Sono andato da Starbucks a Milano, piazza Cordusio. Caffè top di gamma + brioche € 7,80. Un’esperienza emozionante, sembrava di stare a Disneyland. Centinaia di persone a scattare foto e inviare WhatsApp. Una gigantesca operazione di marketing per promuovere il brand e i nuovi punti vendita, conquistare l’Italia e salire in borsa.

Starbucks sta al caffè come il tressette sta a Disneyland, sono sempre due giochi. Ma cosa c’entra Starbucks col nostro caffè? Nulla.

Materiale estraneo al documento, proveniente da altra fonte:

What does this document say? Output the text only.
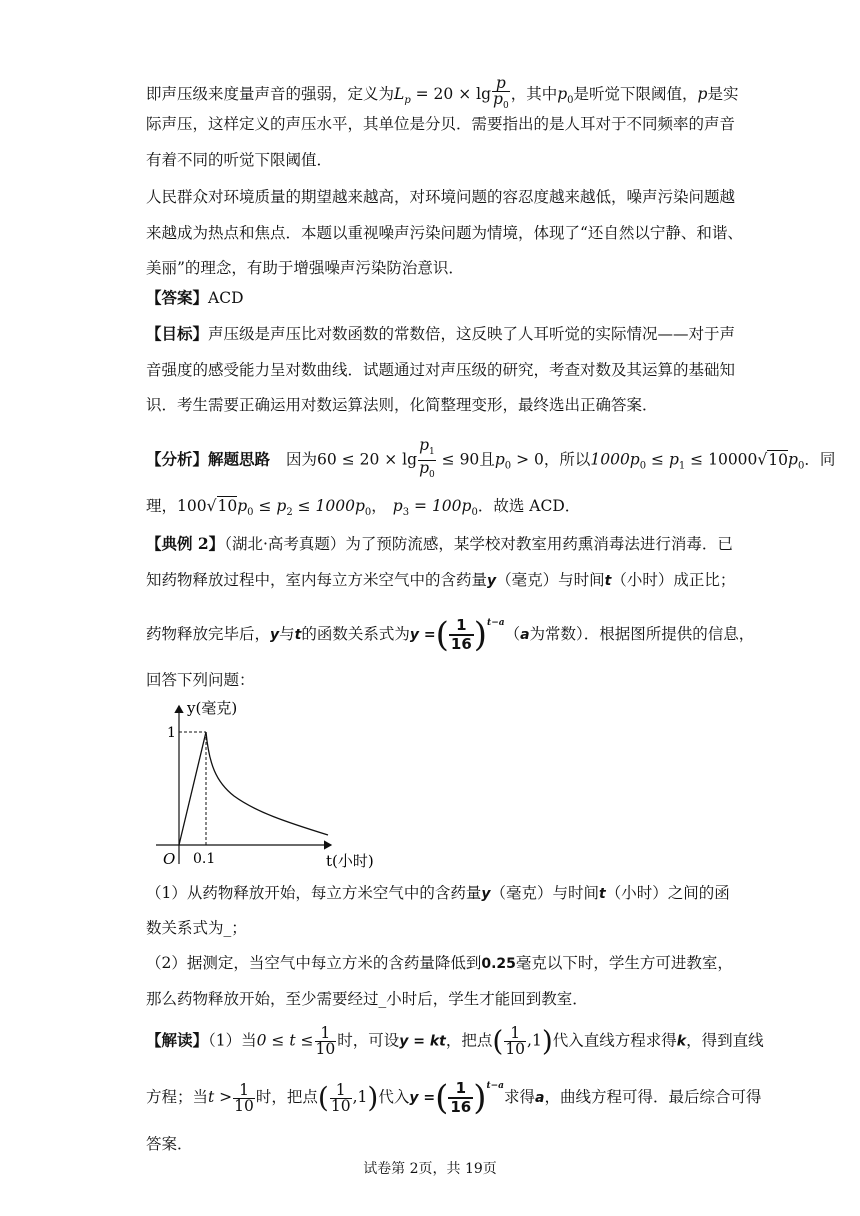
即声压级来度量声音的强弱，定义为$L_p = 20 \times \lg \frac{p}{p_0}$ ，其中$p_0$是听觉下限阈值，p是实
际声压，这样定义的声压水平，其单位是分贝．需要指出的是人耳对于不同频率的声音
有着不同的听觉下限阈值．
人民群众对环境质量的期望越来越高，对环境问题的容忍度越来越低，噪声污染问题越
来越成为热点和焦点．本题以重视噪声污染问题为情境，体现了“还自然以宁静、和谐、
美丽”的理念，有助于增强噪声污染防治意识．
【答案】ACD
【目标】声压级是声压比对数函数的常数倍，这反映了人耳听觉的实际情况——对于声
音强度的感受能力呈对数曲线．试题通过对声压级的研究，考查对数及其运算的基础知
识．考生需要正确运用对数运算法则，化简整理变形，最终选出正确答案．
【分析】解题思路 因为$60 \le 20 \times \lg \frac{p_1}{p_0} \le 90$且$p_0 > 0$，所以$1000p_0 \le p_1 \le 10000√10p_0$．同
理，$100√10p_0 \le p_2 \le 1000p_0$， $p_3 = 100p_0$．故选 ACD．
【典例 2】（湖北·高考真题）为了预防流感，某学校对教室用药熏消毒法进行消毒．已
知药物释放过程中，室内每立方米空气中的含药量y（毫克）与时间t（小时）成正比；
药物释放完毕后，y与t的函数关系式为y =( $\frac{1}{16} )^{t-a}(a$为常数）．根据图所提供的信息，
回答下列问题：
y(毫克)
t(小时)
O
1
0.1
（1）从药物释放开始，每立方米空气中的含药量y（毫克）与时间t（小时）之间的函
数关系式为_；
（2）据测定，当空气中每立方米的含药量降低到0.25毫克以下时，学生方可进教室，
那么药物释放开始，至少需要经过_小时后，学生才能回到教室．
【解读】（1）当$0 \le t \le \frac{1}{10}$ 时，可设y = kt，把点( $\frac{1}{10} ,1$)代入直线方程求得k，得到直线
方程；当$t > \frac{1}{10}$ 时，把点( $\frac{1}{10} ,1$)代入y =( $\frac{1}{16} )^{t-a}$求得a，曲线方程可得．最后综合可得
答案．
试卷第 2页，共 19页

Palazzo delle Poste, centro storico, trasformato in una fabbrica di caffè, tra l’antico e il futuro, tubi di rame lungo i soffitti, tubi trasparenti della vecchia posta pneumatica, serbatoi di caffè, impianti di tostatura in bella vista, bagni in marmo stile terme di Caracalla. Finzione allo stato puro. Per noi il caffè è relazione, accoglienza, amicizia, autenticità, prevede la costruzione di un piccolo rituale (cliente, barista, amici del bar). Il caffè di Starbucks si esaurisce in una fruizione solitaria, tanto frettolosa quanto spettacolare. Avevo dato appuntamento a un amico, ho fatto 10 minuti di fila e l’ho aspettato al tavolo. Quando è arrivato, doveva far la fila anche lui e io avevo già finito. Non siamo riusciti nemmeno a parlare, un caos infernale.

I 300 “baristi” sembravano un esercito di soldatini addestrati. Mentre noi facevamo la fila (come nella miniera di Indiana Jones di Disneyland) loro poco impegnati rispetto al numero, ridevano e scherzavano incuranti della nostra presenza, talvolta voltandoci le spalle. Il cassiere è stato molto professional, mi ha accompagnato al tavolo, illustrato il procedimento durante la produzione della bevanda e poi è tornato alla cassa. Buono il sapore, un brodetto gradevole, ma nulla a che fare con le tre C napoletane: Come Cazzo Coce.

Mentre uscivo dal “bar” rigiravo tra le dita un cartoncino dorato, una delle cento miscele offerte, con la scritta Pantheon Blend Vintage 2018 (per non sbagliare avevo preso il top della gamma) e pensavo a Bruno, il mio vecchio barista della bolognina, quello con cui io e i miei amici siamo cresciuti; quello nel cui bar abbiamo scoperto vizi e virtù del vivere; quello che faceva solo il caffè (nessun mojito o caipirinha), ma macinava i grani valutando l’umidità dell’aria e la temperatura esterna; quello che la schiuma non doveva cedere sotto la pressione dello zucchero, e che “si sbatteva il cucchiaino” prima di mescolare per togliere la goccia d’acqua che avrebbe “rovinato” il caffè: per noi, il numero 1 a Bologna.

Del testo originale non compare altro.